Boz Scaggs. We try to see the incredibly gifted Boz as often as we can, which isn’t to say every time we can.

We last saw him at the most terrific mid-sized venue in the area, the Scottish Rite Auditorium in Collingswood. We went with friends who also love Boz. It snowed that night — we had a blizzard.

Boz payed his heart out, started early and ended early, because he knew his  band and crew had to make it across the Delaware River to their hotel in Philadelphia and, well, there was a blizzard.

Last night, the amazingly low-key Boz Scaggs had no opening act at the Scottish Rite. Several minutes after radio legend Michael Tearson gave his introduction, Boz and his band just ambled on stage. Boz strapped on a guitar and talked, about how things were the last time he was at the Scottish Rite.

As it turned out, once he got the band and crew safely ensconced in the hotel, all flights were canceled, so they had to hang out in Philly a couple days more.

So he started playing and there were still scores of people coming into the theater, clattering to their seats, arguing about someone sitting in their assigned seats — one couple moved sideways twice before slapping their heads and realizing they were in the wrong row!

This, of course, is quite distracting when a performer is on stage.

Tearson had announced that, at Boz’s request, there be no flash photography or recordings of the show. He should have also asked that people not already seated when the show began, about 10 minutes after the advertised start of the show — the time that is printed on every ticket sold for the show! — would not get in.

Most of the shows I go to are gray-hair shows. My Closest Companions always jokingly asks me why there are so many gray-haired people in the audience. It’s that way for Leon Russell, Dave Mason, B.B. King, whoever.

A quick survey of the audience last night made it clear there was no one there, that I could see, under 40 — and I’m being very kind.
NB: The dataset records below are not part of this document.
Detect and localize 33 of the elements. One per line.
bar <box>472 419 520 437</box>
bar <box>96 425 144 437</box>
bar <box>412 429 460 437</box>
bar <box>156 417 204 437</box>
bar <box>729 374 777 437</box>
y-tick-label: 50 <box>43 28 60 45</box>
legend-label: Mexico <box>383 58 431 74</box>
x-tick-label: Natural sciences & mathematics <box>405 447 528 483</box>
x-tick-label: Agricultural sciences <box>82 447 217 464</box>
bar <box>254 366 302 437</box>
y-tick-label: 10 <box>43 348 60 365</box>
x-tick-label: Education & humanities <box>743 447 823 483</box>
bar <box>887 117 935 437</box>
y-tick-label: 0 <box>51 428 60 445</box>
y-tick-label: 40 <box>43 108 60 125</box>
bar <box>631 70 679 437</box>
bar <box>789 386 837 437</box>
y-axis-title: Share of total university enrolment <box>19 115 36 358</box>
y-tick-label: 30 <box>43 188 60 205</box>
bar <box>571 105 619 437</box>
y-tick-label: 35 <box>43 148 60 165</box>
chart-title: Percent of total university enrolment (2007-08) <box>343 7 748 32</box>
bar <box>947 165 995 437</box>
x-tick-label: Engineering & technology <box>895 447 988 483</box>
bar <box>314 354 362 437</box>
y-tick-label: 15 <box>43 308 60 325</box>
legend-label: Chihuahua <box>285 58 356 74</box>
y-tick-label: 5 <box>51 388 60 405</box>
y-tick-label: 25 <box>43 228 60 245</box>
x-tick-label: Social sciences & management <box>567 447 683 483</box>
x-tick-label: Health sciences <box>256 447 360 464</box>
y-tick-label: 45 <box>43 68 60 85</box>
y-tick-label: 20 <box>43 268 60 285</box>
You’d think, then, that the audience would not be rowdy, or that there’d be a need for security. The lovely people who show you to your seats are my age or older, not the kind of person you’d call if there was trouble in the audience.

Yet there was yelling and shouting from the audience. At one point, Boz, who was quite talkative last night and seemed to enjoy sharing anecdotal introductions for his songs, was in mid-intro when some guy started a shouting conversation that no one, including Boz, could understand.

Boz stopped speaking without finishing his introduction, shrugged and went right into the song.

But the shouting guy had nothing on the couple directly behind us. They came in late and talked through the entire concert, all 14 or 15 songs. They spoke in normal tones, not the susurration of stage whispers, blah blah blah, non-stop.

My Closest Companion acts and sounds more like a diplomat that I do, so she eventually turned around and asked them to please keep it down.

They ignored her and continued. We could see the couple beside us were also beside themselves, they were so upset.

My Closest Companion some time later, turned and just asked them, in a stern voice, to shut up.

The male in the couple told her to just close her mouth and stop talking.

I turned and pointed at the man. Although I didn’t use foul language or threaten him directly, I don’t want to repeat what I said. He continued to make yakking motions with his hand, mocking both of us, not the least bit intimidated by our admonitions.

Now, this would have been a fine time to catch the eye of a concert worker and motion him or her over to me. Except that all the concert workers were sitting in seats up front, reaping the harvest of their volunteer services by grooving to the tunes.

I paid $160 for those tickets. It didn’t bother me that we were one row behind a large computerized sound board with a distractingly bright screen. I could still see Boz and hear him just fine — there’s not a bad seat in the Scottish Rite — when I wasn’t having to listen to the Mr. and Mrs. Rude behind us.

The show, of course, was magnificent. In 14 or so songs, Boz couldn't do ALL his hits, but he managed to do many. As well as a couple tunes from his most recent album, Memphis, he also did Lowdown, Lido and Loan Me A Dime.

He and the band did two encores before calling it a night.

When it was over and the house lights came up, I turned and walked in the opposite direction of the Rude Couple because it would be MY luck that I’d wind up in jail while this low-IQ nimrod went his merry way.